Selon les modalités retenues par ladite commission paritaire nationale, les comités d'entreprises ou, à défaut, les délégués du personnel appelés à être consultés par les entreprises sur leurs intentions d'engager des jeunes avec des contrats de formation en alternance seront informés du dispositif légal et conventionnel.
Afin de mettre au point des cadres de références simples et efficaces, la commission paritaire nationale déterminera des schémas types de formation adaptée aux objectifs poursuivis par les trois formules de contrats de formation en alternance et les diffusera largement auprès des entreprises.
En vigueur
Sous la responsabilité du chef d'entreprise :
- les entreprises organiseront, en leur sein, un processus d'accueil et d'initiation des jeunes à la vie professionnelle ;
- un tuteur sera désigné nominativement par l'entreprise.

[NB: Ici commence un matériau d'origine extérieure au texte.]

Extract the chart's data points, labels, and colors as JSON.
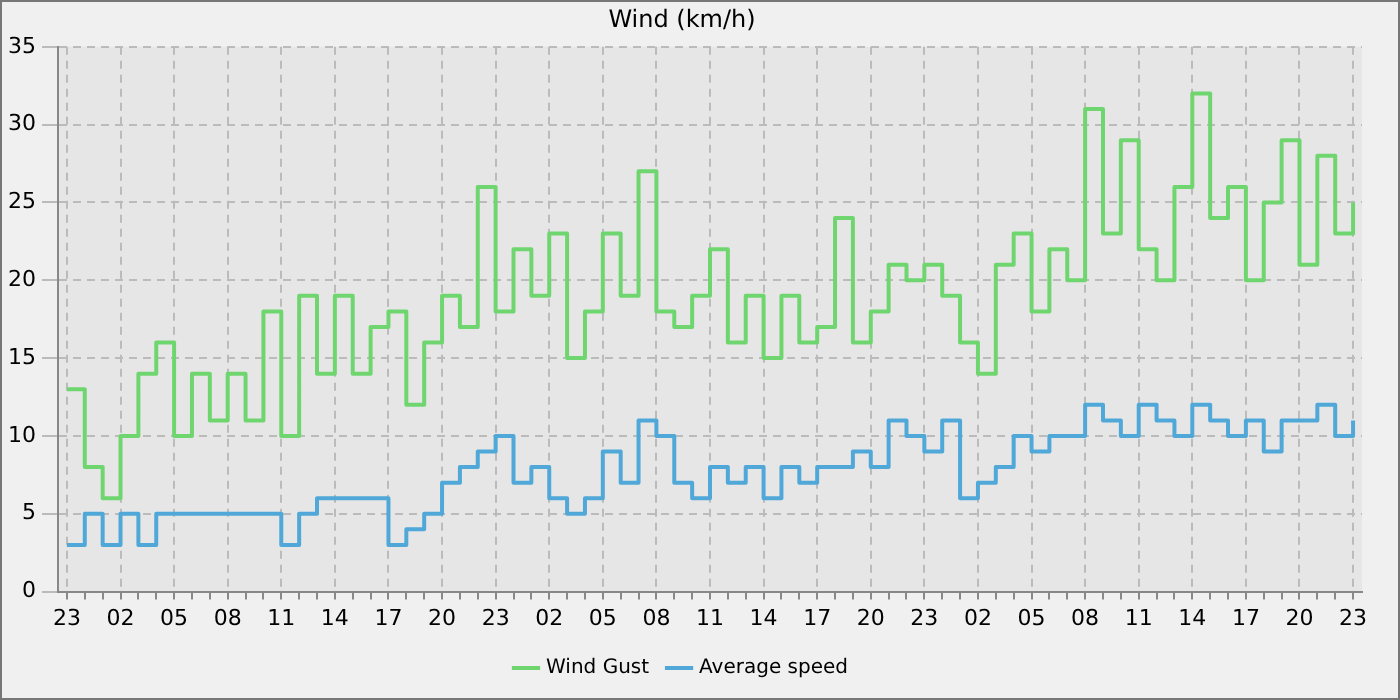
{
  "chart_data": {
    "type": "step",
    "title": "Wind (km/h)",
    "categories": [
      "23",
      null,
      null,
      "02",
      null,
      null,
      "05",
      null,
      null,
      "08",
      null,
      null,
      "11",
      null,
      null,
      "14",
      null,
      null,
      "17",
      null,
      null,
      "20",
      null,
      null,
      "23",
      null,
      null,
      "02",
      null,
      null,
      "05",
      null,
      null,
      "08",
      null,
      null,
      "11",
      null,
      null,
      "14",
      null,
      null,
      "17",
      null,
      null,
      "20",
      null,
      null,
      "23",
      null,
      null,
      "02",
      null,
      null,
      "05",
      null,
      null,
      "08",
      null,
      null,
      "11",
      null,
      null,
      "14",
      null,
      null,
      "17",
      null,
      null,
      "20",
      null,
      null,
      "23"
    ],
    "series": [
      {
        "name": "Wind Gust",
        "color": "#6fd66f",
        "values": [
          13,
          8,
          6,
          10,
          14,
          16,
          10,
          14,
          11,
          14,
          11,
          18,
          10,
          19,
          14,
          19,
          14,
          17,
          18,
          12,
          16,
          19,
          17,
          26,
          18,
          22,
          19,
          23,
          15,
          18,
          23,
          19,
          27,
          18,
          17,
          19,
          22,
          16,
          19,
          15,
          19,
          16,
          17,
          24,
          16,
          18,
          21,
          20,
          21,
          19,
          16,
          14,
          21,
          23,
          18,
          22,
          20,
          31,
          23,
          29,
          22,
          20,
          26,
          32,
          24,
          26,
          20,
          25,
          29,
          21,
          28,
          23,
          25
        ]
      },
      {
        "name": "Average speed",
        "color": "#4fa8d8",
        "values": [
          3,
          5,
          3,
          5,
          3,
          5,
          5,
          5,
          5,
          5,
          5,
          5,
          3,
          5,
          6,
          6,
          6,
          6,
          3,
          4,
          5,
          7,
          8,
          9,
          10,
          7,
          8,
          6,
          5,
          6,
          9,
          7,
          11,
          10,
          7,
          6,
          8,
          7,
          8,
          6,
          8,
          7,
          8,
          8,
          9,
          8,
          11,
          10,
          9,
          11,
          6,
          7,
          8,
          10,
          9,
          10,
          10,
          12,
          11,
          10,
          12,
          11,
          10,
          12,
          11,
          10,
          11,
          9,
          11,
          11,
          12,
          10,
          11
        ]
      }
    ],
    "ylim": [
      0,
      35
    ],
    "yticks": [
      0,
      5,
      10,
      15,
      20,
      25,
      30,
      35
    ],
    "grid": true,
    "legend": "bottom",
    "marker": "none"
  }
}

Sa nomination est portée à la connaissance du comité d'entreprise ou, à défaut, des délégués du personnel ;
- le bilan des actions réalisées dans le but d'insertion des jeunes par la formation en alternance et les missions confiées aux tuteurs seront présentés au comité d'entreprise ou à la commission formation ou, à défaut, aux délégués du personnel ;
- les éléments de ce bilan seront transmis à la commission paritaire nationale de la formation en alternance de la restauration de collectivités pour être enregistrés et consolidés dans les résultats globaux de la profession.
En vigueur
Toutes les difficultés d'application des textes en vigueur et des clauses du présent accord sont présentées à la commission paritaire nationale de formation en alternance de la restauration de collectivités dans le cadre d'une mission paritaire d'évaluation et destinées à rechercher les solutions les plus efficaces prenant en considération :
D'une part :
- les possibilités et les besoins des entreprises ;
- les caractéristiques et les attentes des jeunes ;
D'autre part :
- le respect des mesures légales déterminées par les différents accords et textes officiels sur la formation en alternance.
La mission de médiation de la commission paritaire nationale de formation en alternance de la restauration de collectivités concerne toutes les actions de formation en alternance qui bénéficient des mesures de défiscalisation telles que prévues à l'article 30 de la loi de finances pour 1985 et s'applique à toutes les entreprises relevant du champ d'application du présent accord.
Les fonds mutualisés après versement du FAFIH donnant lieu à un reçu libératoire sont exonérés de tout contrôle a posteriori par l'administration pour le financement des contrats de formation en alternance, l'organisme paritaire chargé de leur répartition étant seul responsable de suivre leur utilisation et d'en rendre compte auprès de l'administration.
Les entreprises qui engagent directement et utilisent elles-mêmes la part des fonds défiscalisés non mutualisés pour des formations en alternance sont soumises sous contrôle de l'administration.
En vigueur
L'ensemble des présentes dispositions est applicable à la date de la signature du présent accord.
Le présent accord est conclu pour une durée indéterminée.
Il peut faire l'objet d'une demande de réexamen ou de dénonciation qui devra être portée à la connaissance de toutes les parties signataires par lettre recommandée avec accusé de réception, avec un préavis de 2 mois avant son examen.
En vigueur
Les partenaires sociaux signataires demandent l'extension du présent accord conformément à l'article L. 133-8 du code du travail.
Le présent accord national est remis à chacune des organisations signataires. Il est établi conformément à l'article L. 132-2 du code du travail et déposé auprès de l'administration dans les conditions de l'article L. 132-10 du code du travail.